How does AI enhance Quality of Service (QoS) in hybrid cloud environments?

AI plays a crucial role in enhancing Quality of Service (QoS) within hybrid cloud environments by efficiently managing network resources and traffic. By leveraging machine learning (ML) and deep learning (DL), AI processes massive data sets in real time, fine-tuning critical elements such as latency, throughput, and resource distribution. This ensures that essential applications get the attention they need while keeping disruptions to a minimum and maintaining steady service reliability.

Another key advantage of AI is its ability to deliver proactive monitoring and predictive analytics. It can spot potential bottlenecks or system failures before they affect users. With automated adjustments and self-healing capabilities, AI helps to minimise downtime and optimise resource use. In hybrid cloud systems, where traffic and performance demands can shift dramatically, AI’s capacity to adapt on the fly is indispensable for ensuring dependable, high-quality service delivery.

What are the main challenges in ensuring Quality of Service (QoS) in hybrid cloud environments?

Managing Quality of Service (QoS) in hybrid cloud environments comes with its fair share of challenges.

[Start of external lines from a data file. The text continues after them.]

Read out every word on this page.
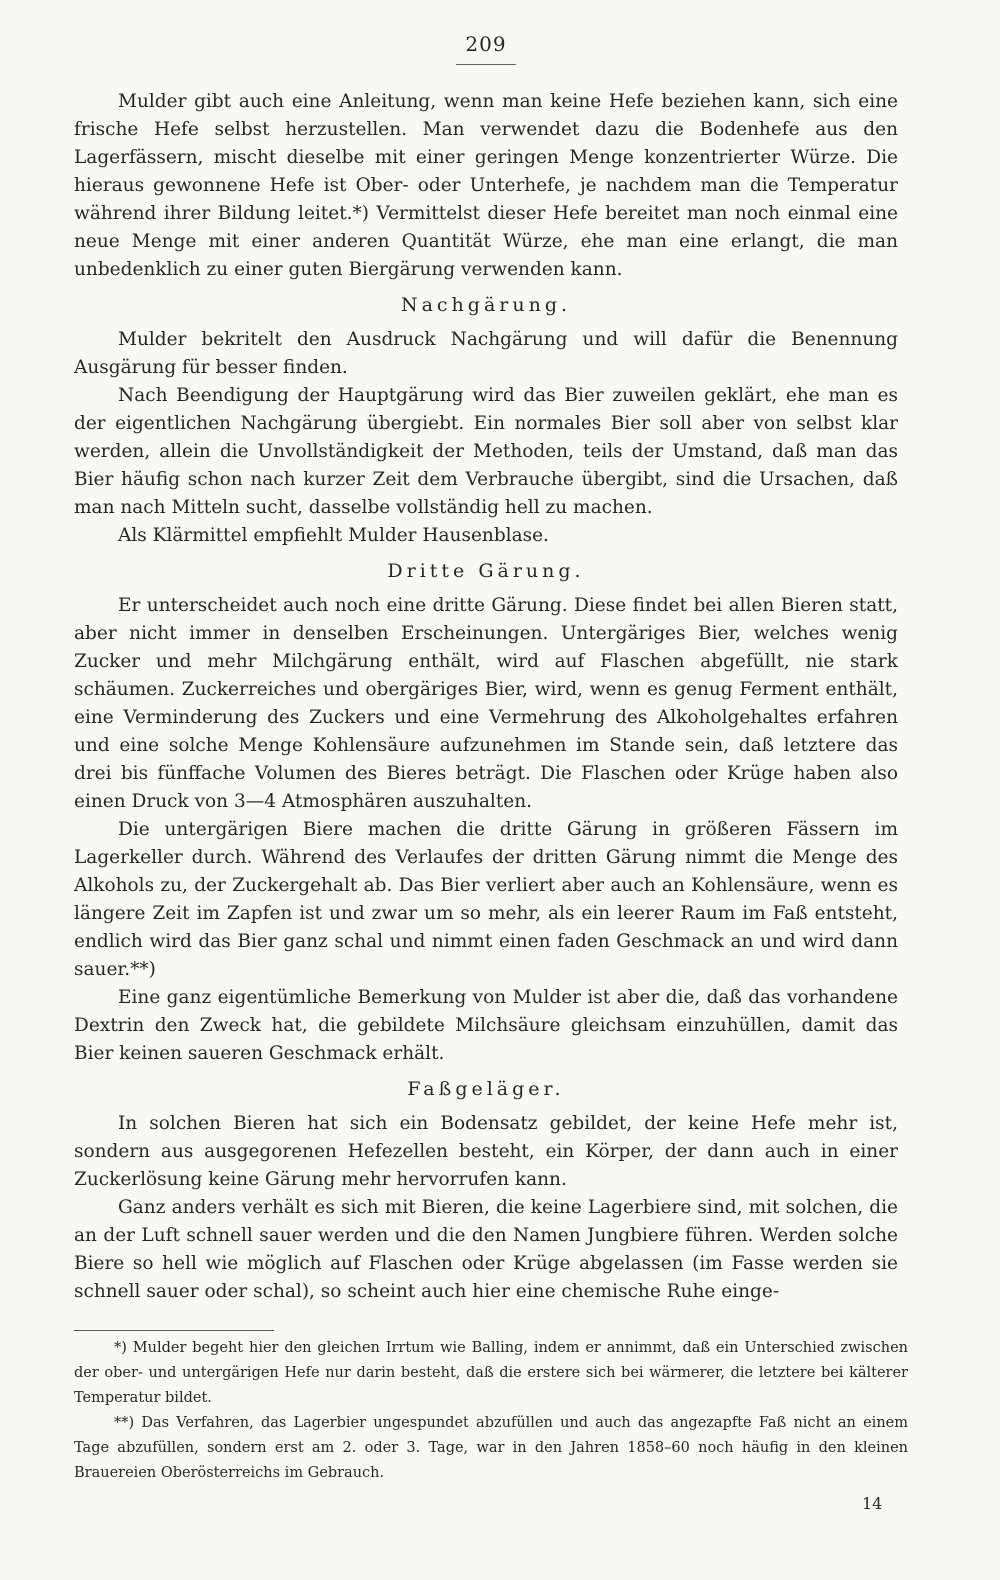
209

Mulder gibt auch eine Anleitung, wenn man keine Hefe beziehen kann, sich eine frische Hefe selbst herzustellen. Man verwendet dazu die Bodenhefe aus den Lagerfässern, mischt dieselbe mit einer geringen Menge konzentrierter Würze. Die hieraus gewonnene Hefe ist Ober- oder Unterhefe, je nachdem man die Temperatur während ihrer Bildung leitet.*) Vermittelst dieser Hefe bereitet man noch einmal eine neue Menge mit einer anderen Quantität Würze, ehe man eine erlangt, die man unbedenklich zu einer guten Biergärung verwenden kann.

Nachgärung.

Mulder bekritelt den Ausdruck Nachgärung und will dafür die Benennung Ausgärung für besser finden.

Nach Beendigung der Hauptgärung wird das Bier zuweilen geklärt, ehe man es der eigentlichen Nachgärung übergiebt. Ein normales Bier soll aber von selbst klar werden, allein die Unvollständigkeit der Methoden, teils der Umstand, daß man das Bier häufig schon nach kurzer Zeit dem Verbrauche übergibt, sind die Ursachen, daß man nach Mitteln sucht, dasselbe vollständig hell zu machen.

Als Klärmittel empfiehlt Mulder Hausenblase.

Dritte Gärung.

Er unterscheidet auch noch eine dritte Gärung. Diese findet bei allen Bieren statt, aber nicht immer in denselben Erscheinungen. Untergäriges Bier, welches wenig Zucker und mehr Milchgärung enthält, wird auf Flaschen abgefüllt, nie stark schäumen. Zuckerreiches und obergäriges Bier, wird, wenn es genug Ferment enthält, eine Verminderung des Zuckers und eine Vermehrung des Alkoholgehaltes erfahren und eine solche Menge Kohlensäure aufzunehmen im Stande sein, daß letztere das drei bis fünffache Volumen des Bieres beträgt. Die Flaschen oder Krüge haben also einen Druck von 3—4 Atmosphären auszuhalten.

Die untergärigen Biere machen die dritte Gärung in größeren Fässern im Lagerkeller durch. Während des Verlaufes der dritten Gärung nimmt die Menge des Alkohols zu, der Zuckergehalt ab. Das Bier verliert aber auch an Kohlensäure, wenn es längere Zeit im Zapfen ist und zwar um so mehr, als ein leerer Raum im Faß entsteht, endlich wird das Bier ganz schal und nimmt einen faden Geschmack an und wird dann sauer.**)

Eine ganz eigentümliche Bemerkung von Mulder ist aber die, daß das vorhandene Dextrin den Zweck hat, die gebildete Milchsäure gleichsam einzuhüllen, damit das Bier keinen saueren Geschmack erhält.

Faßgeläger.

In solchen Bieren hat sich ein Bodensatz gebildet, der keine Hefe mehr ist, sondern aus ausgegorenen Hefezellen besteht, ein Körper, der dann auch in einer Zuckerlösung keine Gärung mehr hervorrufen kann.

Ganz anders verhält es sich mit Bieren, die keine Lagerbiere sind, mit solchen, die an der Luft schnell sauer werden und die den Namen Jungbiere führen. Werden solche Biere so hell wie möglich auf Flaschen oder Krüge abgelassen (im Fasse werden sie schnell sauer oder schal), so scheint auch hier eine chemische Ruhe einge-

*) Mulder begeht hier den gleichen Irrtum wie Balling, indem er annimmt, daß ein Unterschied zwischen der ober- und untergärigen Hefe nur darin besteht, daß die erstere sich bei wärmerer, die letztere bei kälterer Temperatur bildet.

**) Das Verfahren, das Lagerbier ungespundet abzufüllen und auch das angezapfte Faß nicht an einem Tage abzufüllen, sondern erst am 2. oder 3. Tage, war in den Jahren 1858–60 noch häufig in den kleinen Brauereien Oberösterreichs im Gebrauch.

14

One of the biggest hurdles is ensuring consistent QoS across both on-premises and cloud networks, which often operate on entirely different infrastructures and control systems. These differences can lead to inconsistencies in network performance, with issues like latency and bandwidth fluctuations potentially disrupting the reliability of real-time traffic.

Another critical aspect is prioritising real-time, high-priority data over less urgent traffic. This demands advanced traffic management strategies capable of adapting to the varied capabilities of hybrid cloud setups. To tackle this, organisations need sophisticated tools and clearly defined policies to monitor and fine-tune traffic flow. These measures are crucial for ensuring that key applications remain reliable, even amidst the complexities of hybrid cloud architectures.

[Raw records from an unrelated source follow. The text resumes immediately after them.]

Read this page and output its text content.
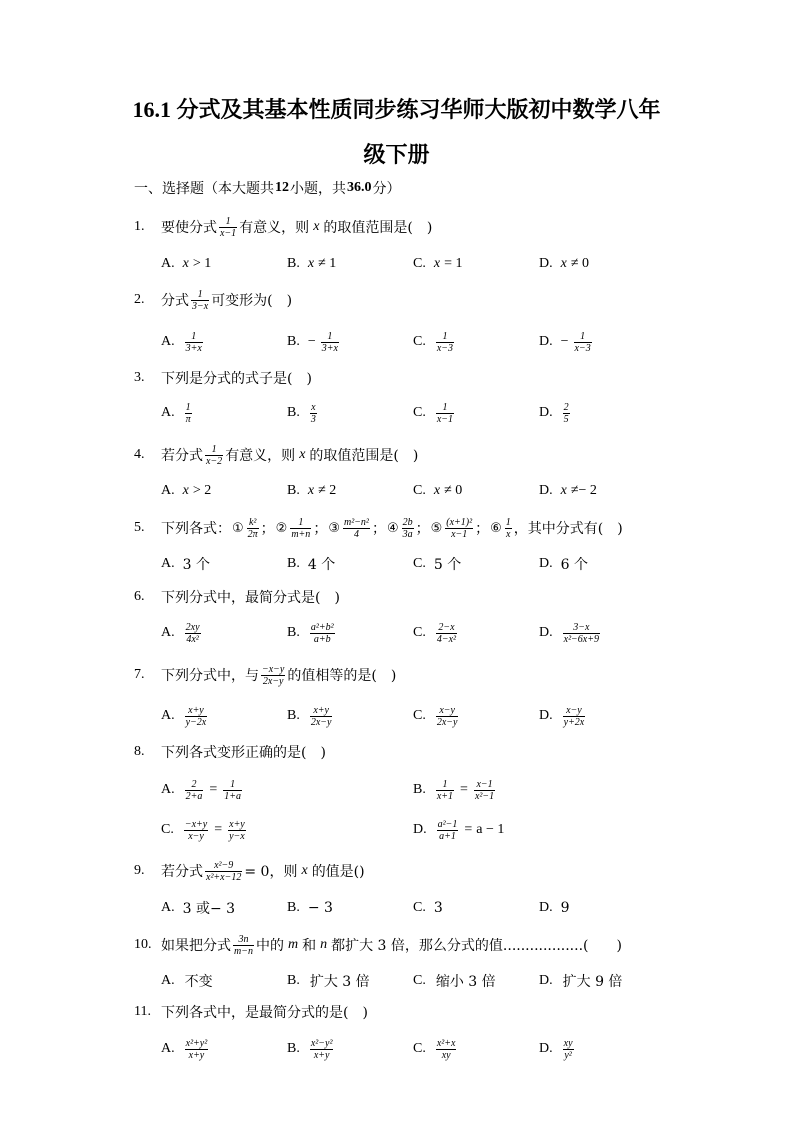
16.1 分式及其基本性质同步练习华师大版初中数学八年
级下册
一、选择题（本大题共 12 小题，共 36.0 分）
1. 要使分式 $\frac{1}{x-1}$ 有意义，则 x 的取值范围是(　)
A. x > 1	B. x ≠ 1	C. x = 1	D. x ≠ 0
2. 分式 $\frac{1}{3-x}$ 可变形为(　)
A. $\frac{1}{3+x}$	B. − $\frac{1}{3+x}$	C. $\frac{1}{x-3}$	D. − $\frac{1}{x-3}$
3. 下列是分式的式子是(　)
A. $\frac{1}{\pi}$	B. $\frac{x}{3}$	C. $\frac{1}{x-1}$	D. $\frac{2}{5}$
4. 若分式 $\frac{1}{x-2}$ 有意义，则 x 的取值范围是(　)
A. x > 2	B. x ≠ 2	C. x ≠ 0	D. x ≠− 2
5. 下列各式： ① $\frac{\text{k²}}{2\pi}$ ； ② $\frac{1}{m+n}$ ； ③ $\frac{\text{m²−n²}}{4}$ ； ④ $\frac{2b}{3a}$ ； ⑤ $\frac{\text{(x+1)²}}{x-1}$ ； ⑥ $\frac{1}{x}$ ，其中分式有(　)
A. 3 个	B. 4 个	C. 5 个	D. 6 个
6. 下列分式中，最简分式是(　)
A. $\frac{2xy}{\text{4x²}}$	B. $\frac{\text{a²+b²}}{a+b}$	C. $\frac{2-x}{\text{4−x²}}$	D. $\frac{3-x}{\text{x²−6x+9}}$
7. 下列分式中，与 $\frac{-x-y}{2x-y}$ 的值相等的是(　)
A. $\frac{x+y}{y-2x}$	B. $\frac{x+y}{2x-y}$	C. $\frac{x-y}{2x-y}$	D. $\frac{x-y}{y+2x}$
8. 下列各式变形正确的是(　)
A. $\frac{2}{2+a} = \frac{1}{1+a}$	B. $\frac{1}{x+1} = \frac{x-1}{\text{x²−1}}$
C. $\frac{-x+y}{x-y} = \frac{x+y}{y-x}$	D. $\frac{\text{a²−1}}{a+1} = a - 1$
9. 若分式 $\frac{\text{x²−9}}{\text{x²+x−12}} = 0$，则 x 的值是()
A. 3 或− 3	B. − 3	C. 3	D. 9
10. 如果把分式 $\frac{3n}{m-n}$ 中的 m 和 n 都扩大 3 倍，那么分式的值..................(　　)
A. 不变	B. 扩大 3 倍	C. 缩小 3 倍	D. 扩大 9 倍
11. 下列各式中，是最简分式的是(　)
A. $\frac{\text{x²+y²}}{x+y}$	B. $\frac{\text{x²−y²}}{x+y}$	C. $\frac{\text{x²+x}}{xy}$	D. $\frac{xy}{\text{y²}}$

How does unified monitoring improve network performance in hybrid cloud environments?

Unified monitoring enhances network performance in hybrid cloud environments by providing a single, centralised perspective of your entire infrastructure. This includes both on-premises systems and various cloud platforms. With this comprehensive visibility, IT teams can swiftly pinpoint and resolve issues, reducing downtime and avoiding potential bottlenecks. By bringing together logs, metrics, and traces into one dashboard, organisations can keep a close eye on traffic patterns, system health, and possible security risks in real time.

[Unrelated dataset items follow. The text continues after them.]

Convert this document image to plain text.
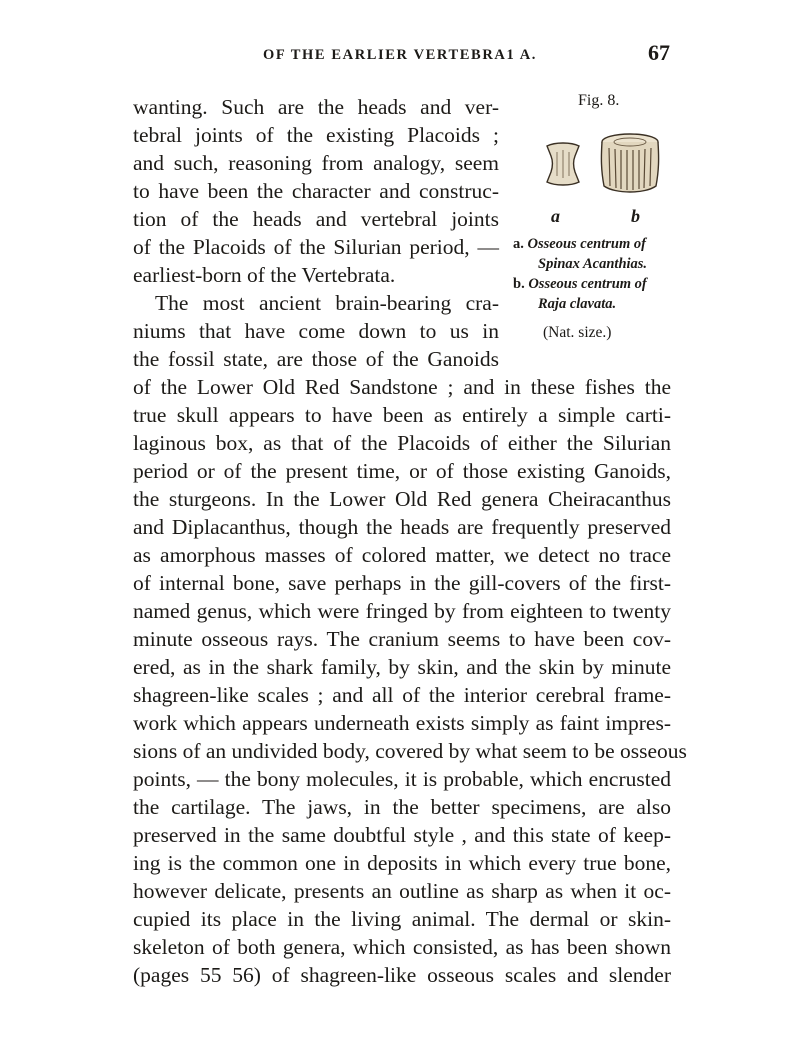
OF THE EARLIER VERTEBRA1 A.	67
Fig. 8.
a	b
a. Osseous centrum of
Spinax Acanthias.
b. Osseous centrum of
Raja clavata.
(Nat. size.)
wanting. Such are the heads and ver-
tebral joints of the existing Placoids ;
and such, reasoning from analogy, seem
to have been the character and construc-
tion of the heads and vertebral joints
of the Placoids of the Silurian period, —
earliest-born of the Vertebrata.
The most ancient brain-bearing cra-
niums that have come down to us in
the fossil state, are those of the Ganoids
of the Lower Old Red Sandstone ; and in these fishes the
true skull appears to have been as entirely a simple carti-
laginous box, as that of the Placoids of either the Silurian
period or of the present time, or of those existing Ganoids,
the sturgeons. In the Lower Old Red genera Cheiracanthus
and Diplacanthus, though the heads are frequently preserved
as amorphous masses of colored matter, we detect no trace
of internal bone, save perhaps in the gill-covers of the first-
named genus, which were fringed by from eighteen to twenty
minute osseous rays. The cranium seems to have been cov-
ered, as in the shark family, by skin, and the skin by minute
shagreen-like scales ; and all of the interior cerebral frame-
work which appears underneath exists simply as faint impres-
sions of an undivided body, covered by what seem to be osseous
points, — the bony molecules, it is probable, which encrusted
the cartilage. The jaws, in the better specimens, are also
preserved in the same doubtful style , and this state of keep-
ing is the common one in deposits in which every true bone,
however delicate, presents an outline as sharp as when it oc-
cupied its place in the living animal. The dermal or skin-
skeleton of both genera, which consisted, as has been shown
(pages 55 56) of shagreen-like osseous scales and slender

Additionally, this method supports proactive planning by leveraging predictive analytics to foresee and address issues before they grow into significant problems. In the ever-changing landscape of hybrid cloud setups, unified monitoring plays a key role in maintaining consistent Quality of Service (QoS). It achieves this by fine-tuning resource allocation and catching anomalies early. The outcome? Greater reliability, stronger security, and a smooth, uninterrupted user experience across all systems.